After Hastie sensationally used parliamentary privilege in May 2018 to expose influence activities directed by Beijing, Pezzullo made a concerted effort to shape Hastie’s public stance on national security. At the time, Hastie was under attack for being too publicly hawkish on China.
Pezzullo’s messages show he claimed he could influence Hastie because the pair were “friends”. Pezzullo intended to host Hastie for dinner at his Canberra house as part of what the departmental chief viewed as his special “role in assisting members on both sides of the aisle to realise their potential in the national security space”.
Opposition defence spokesman Andrew Hastie.Credit: Alex Ellinghausen
“No one else should know we are having dinner,” Pezzullo texted to a contact before dining with Hastie. “I have a good relationship with Hastie and I don’t want to compromise it.”
Pezzullo is considered a hawk on China, but in 2018 appears to have been cognisant of the need to manage public statements that risked angering Beijing or Australia’s allies.
Hastie declined to comment, but current committee member, Liberal senator James Paterson, likened Pezzullo’s contact with his colleague as one of several clumsy attempts by a range of Canberra players “to manage us [Hastie and other outspoken politicians] to accept the cosy status quo” on China.
A think tank job on executive salary
Pezzullo is also facing scrutiny over his department’s decision in May to second the deputy secretary at Home Affairs, Marc Ablong, to the Australian Strategic Policy Institute in a move that allowed Ablong to retain his departmental senior executive-level salary of $460,000 a year.
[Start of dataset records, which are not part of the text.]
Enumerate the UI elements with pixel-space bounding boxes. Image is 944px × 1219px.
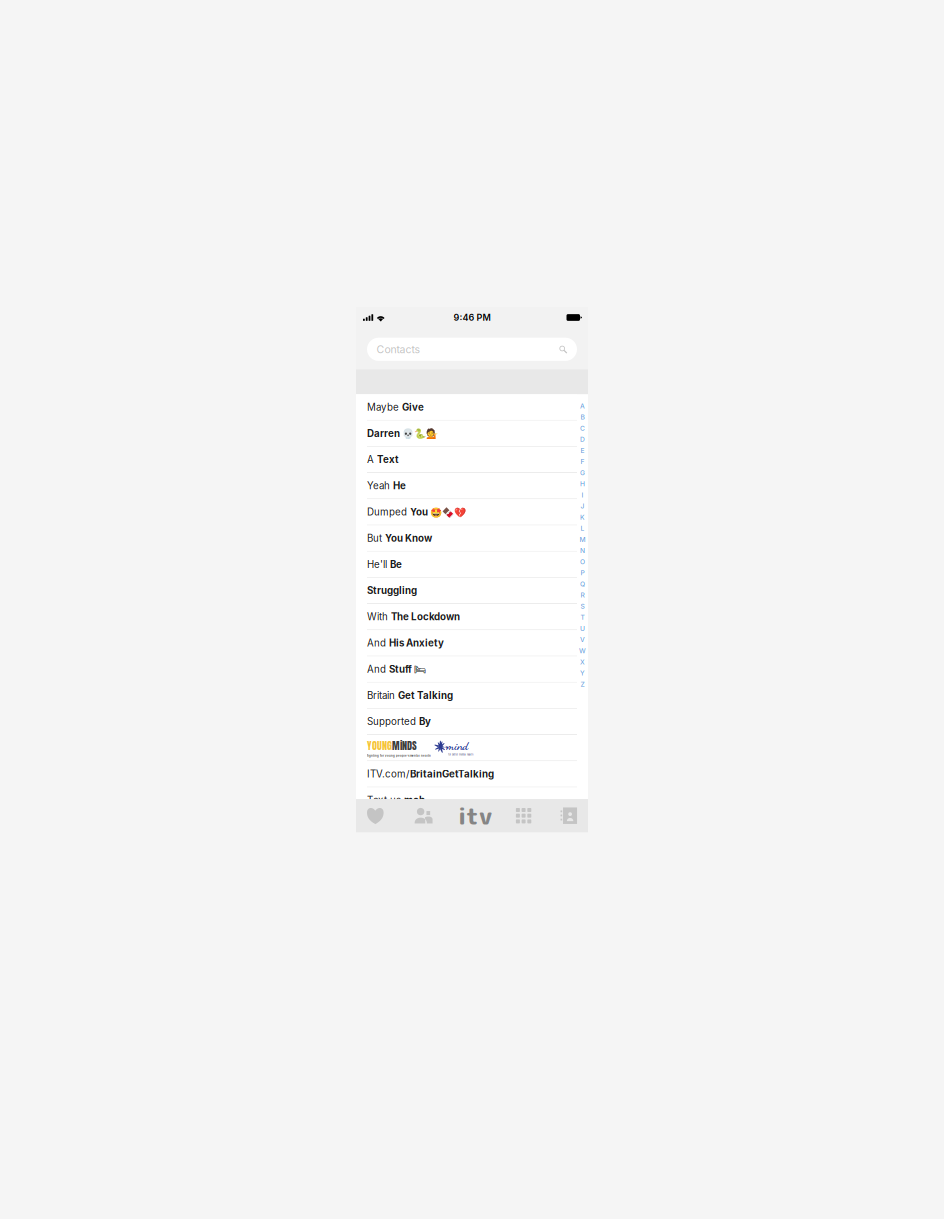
staticText: H [580, 480, 585, 488]
staticText: T [580, 613, 584, 622]
staticText: Text us [367, 794, 401, 806]
staticText: He'll [367, 558, 387, 570]
staticText: Text [377, 454, 399, 466]
staticText: mind [446, 740, 468, 753]
staticText: Struggling [367, 585, 417, 596]
button[interactable]: Yeah [356, 473, 577, 499]
staticText: Contacts [376, 343, 420, 356]
staticText: He [393, 480, 406, 492]
staticText: Z [580, 680, 584, 688]
staticText: And [367, 663, 386, 675]
staticText: V [580, 636, 585, 644]
staticText: YOUNG [367, 738, 392, 754]
button[interactable]: Darren 💀🐍💁 [356, 421, 577, 447]
staticText: Get Talking [398, 690, 453, 701]
staticText: N [580, 547, 585, 555]
staticText: P [580, 569, 584, 577]
staticText: But [367, 532, 382, 544]
staticText: K [580, 513, 585, 521]
staticText: fighting for young people's mental healt… [367, 754, 431, 757]
staticText: I [582, 491, 584, 499]
staticText: 9:46 PM [454, 312, 490, 323]
staticText: M [580, 536, 586, 544]
button[interactable]: Contacts [367, 338, 577, 361]
button[interactable]: YOUNG [356, 735, 577, 761]
staticText: And [367, 637, 386, 649]
button[interactable]: With [356, 604, 577, 630]
staticText: His Anxiety [389, 637, 444, 649]
button[interactable]: And [356, 656, 577, 683]
staticText: Supported [367, 716, 416, 728]
staticText: ITV.com/ [367, 768, 410, 780]
button[interactable]: Contacts [550, 799, 588, 832]
staticText: L [580, 524, 584, 532]
staticText: B [580, 413, 584, 421]
staticText: Maybe [367, 401, 399, 413]
button[interactable]: Supported [356, 709, 577, 735]
staticText: A [367, 454, 374, 466]
button[interactable]: Dumped [356, 499, 577, 525]
staticText: Dumped [367, 506, 407, 518]
staticText: S [580, 602, 584, 610]
staticText: MiNDS [392, 738, 417, 754]
staticText: You 🤩🍫💔 [410, 506, 466, 518]
staticText: X [580, 658, 585, 666]
staticText: R [580, 591, 584, 599]
staticText: O [580, 558, 585, 566]
staticText: BritainGetTalking [410, 768, 494, 780]
staticText: The Lockdown [391, 611, 460, 623]
staticText: Darren 💀🐍💁 [367, 428, 438, 439]
button[interactable]: Favourites [356, 799, 395, 832]
button[interactable]: ITV.com/ [356, 761, 577, 787]
staticText: Y [580, 669, 585, 677]
staticText: W [579, 647, 586, 655]
button[interactable]: He'll [356, 552, 577, 578]
staticText: Be [390, 558, 402, 570]
button[interactable]: But [356, 525, 577, 552]
staticText: Stuff 🛏 [389, 663, 426, 675]
button[interactable]: And [356, 630, 577, 656]
staticText: Q [580, 580, 585, 588]
staticText: itv [458, 799, 492, 832]
staticText: A [580, 402, 585, 410]
staticText: Yeah [367, 480, 390, 492]
button[interactable]: Recents [395, 799, 452, 832]
staticText: With [367, 611, 388, 623]
button[interactable]: A [356, 447, 577, 473]
button[interactable]: ITV [452, 799, 498, 832]
staticText: D [580, 435, 585, 443]
staticText: E [580, 446, 584, 455]
staticText: C [580, 424, 585, 432]
staticText: G [580, 469, 585, 477]
staticText: F [580, 458, 584, 466]
staticText: mob [404, 794, 425, 806]
staticText: By [419, 716, 431, 728]
staticText: for better mental health [448, 753, 473, 756]
staticText: Britain [367, 690, 395, 701]
button[interactable]: Alphabetical index [577, 394, 588, 799]
staticText: You Know [385, 532, 432, 544]
button[interactable]: Maybe [356, 394, 577, 421]
button[interactable]: Text us [356, 787, 577, 814]
staticText: U [580, 624, 585, 633]
button[interactable]: Struggling [356, 578, 577, 604]
staticText: Give [402, 401, 424, 413]
staticText: J [580, 502, 584, 510]
button[interactable]: Britain [356, 683, 577, 709]
button[interactable]: Keypad [498, 799, 550, 832]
Like many think tanks, the policy institute requests government agencies pay for (typically mid-career) public servants to undergo visiting fellow secondments. They are usually paid between $150,000 and $250,000 a year. Ablong is a 30-year public service veteran and long-term colleague and friend of Pezzullo, who worked closely with him at the Defence Department prior to becoming his deputy at Home Affairs.
Marc Ablong has been seconded from Home Affairs to a Canberra think tank.Credit: Dominic Lorrimer
Taxpayers will pay a total of $920,000 for Ablong to spend two years as a “visiting senior fellow” at the Australian Strategic Policy Institute. By the time he completes his stint, Ablong will have become the highest-paid think tank fellow in Australia. He will have earned $320,000 more than the institute’s chief executive, who is highly respected former senior public servant and Coalition national security adviser Justin Bassi.
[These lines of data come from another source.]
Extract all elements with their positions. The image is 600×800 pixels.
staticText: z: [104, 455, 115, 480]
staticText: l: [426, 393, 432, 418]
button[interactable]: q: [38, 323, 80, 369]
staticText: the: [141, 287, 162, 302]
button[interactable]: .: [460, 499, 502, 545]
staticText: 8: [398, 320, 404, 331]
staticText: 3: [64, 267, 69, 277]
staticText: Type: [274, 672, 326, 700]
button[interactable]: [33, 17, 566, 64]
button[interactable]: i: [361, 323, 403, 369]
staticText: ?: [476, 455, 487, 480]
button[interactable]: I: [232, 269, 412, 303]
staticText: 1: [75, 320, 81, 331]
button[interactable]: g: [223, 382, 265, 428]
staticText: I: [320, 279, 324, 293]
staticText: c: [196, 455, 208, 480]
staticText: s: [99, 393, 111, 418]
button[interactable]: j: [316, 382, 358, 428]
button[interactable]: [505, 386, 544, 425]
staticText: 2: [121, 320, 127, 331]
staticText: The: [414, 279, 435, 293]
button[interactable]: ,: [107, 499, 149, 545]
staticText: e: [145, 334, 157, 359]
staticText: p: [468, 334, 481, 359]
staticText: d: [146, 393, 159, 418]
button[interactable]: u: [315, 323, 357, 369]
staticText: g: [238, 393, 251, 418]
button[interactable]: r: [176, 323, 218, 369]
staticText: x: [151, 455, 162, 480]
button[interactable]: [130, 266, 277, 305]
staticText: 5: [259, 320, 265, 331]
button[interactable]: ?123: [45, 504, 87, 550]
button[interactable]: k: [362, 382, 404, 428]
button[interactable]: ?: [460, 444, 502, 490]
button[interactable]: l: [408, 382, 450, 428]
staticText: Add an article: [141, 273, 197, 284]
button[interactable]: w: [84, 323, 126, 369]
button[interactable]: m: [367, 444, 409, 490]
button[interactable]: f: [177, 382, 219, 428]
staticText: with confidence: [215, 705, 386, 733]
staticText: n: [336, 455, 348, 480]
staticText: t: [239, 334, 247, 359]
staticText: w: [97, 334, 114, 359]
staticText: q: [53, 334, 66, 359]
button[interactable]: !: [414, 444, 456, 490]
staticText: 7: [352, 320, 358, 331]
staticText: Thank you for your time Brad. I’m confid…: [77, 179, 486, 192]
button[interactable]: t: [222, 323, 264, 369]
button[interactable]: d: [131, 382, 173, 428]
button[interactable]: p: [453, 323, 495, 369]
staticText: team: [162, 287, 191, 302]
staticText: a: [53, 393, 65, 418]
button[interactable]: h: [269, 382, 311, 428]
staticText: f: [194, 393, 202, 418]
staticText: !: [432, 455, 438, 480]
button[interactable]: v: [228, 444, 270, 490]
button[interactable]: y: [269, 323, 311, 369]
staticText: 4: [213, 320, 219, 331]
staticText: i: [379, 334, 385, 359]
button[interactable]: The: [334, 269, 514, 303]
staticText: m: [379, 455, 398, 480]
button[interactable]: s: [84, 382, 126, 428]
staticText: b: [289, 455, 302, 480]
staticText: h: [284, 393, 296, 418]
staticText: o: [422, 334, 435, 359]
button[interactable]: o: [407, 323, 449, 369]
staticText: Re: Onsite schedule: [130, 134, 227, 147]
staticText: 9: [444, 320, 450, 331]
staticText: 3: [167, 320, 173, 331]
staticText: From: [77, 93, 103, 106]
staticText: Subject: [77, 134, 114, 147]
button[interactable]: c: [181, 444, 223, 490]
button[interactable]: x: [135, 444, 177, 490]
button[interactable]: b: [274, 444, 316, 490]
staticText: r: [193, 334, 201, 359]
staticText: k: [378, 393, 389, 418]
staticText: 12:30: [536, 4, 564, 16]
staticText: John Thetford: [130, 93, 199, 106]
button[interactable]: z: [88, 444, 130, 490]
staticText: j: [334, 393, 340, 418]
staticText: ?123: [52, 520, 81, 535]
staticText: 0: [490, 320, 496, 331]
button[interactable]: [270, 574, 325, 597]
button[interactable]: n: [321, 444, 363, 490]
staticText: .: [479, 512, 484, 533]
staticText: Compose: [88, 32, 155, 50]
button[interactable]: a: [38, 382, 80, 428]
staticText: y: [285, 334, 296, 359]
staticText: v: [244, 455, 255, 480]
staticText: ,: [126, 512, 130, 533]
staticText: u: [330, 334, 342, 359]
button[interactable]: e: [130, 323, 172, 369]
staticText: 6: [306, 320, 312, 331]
Two think tank sector insiders told this masthead that while Ablong was a highly respected policy expert, the decision to appoint and fund someone so senior and highly paid was unprecedented.
Transparency International’s Moore said the Australian Public Service Commissioner should also examine whether Ablong’s secondment represented value for money and was done with appropriate transparency, given it involves taxpayer funds.
“[The] decision to appoint a colleague to an independent policy think tank whilst drawing a taxpayer-funded salary of over $400,000 per year is another red flag. It’s unclear what process was followed and whether this could be considered a good use of public money,” Moore said.
In a statement, the Home Affairs Department defended Ablong’s appointment as not unusual or deserving of scrutiny.
A departmental spokesperson said: “Mr Ablong’s experience on major policy reform, across national security policy areas, including cybersecurity, national resilience and border policy, provides an invaluable resource for [the Australian Strategic Policy Institute] in its role in generating new ideas for policymakers.”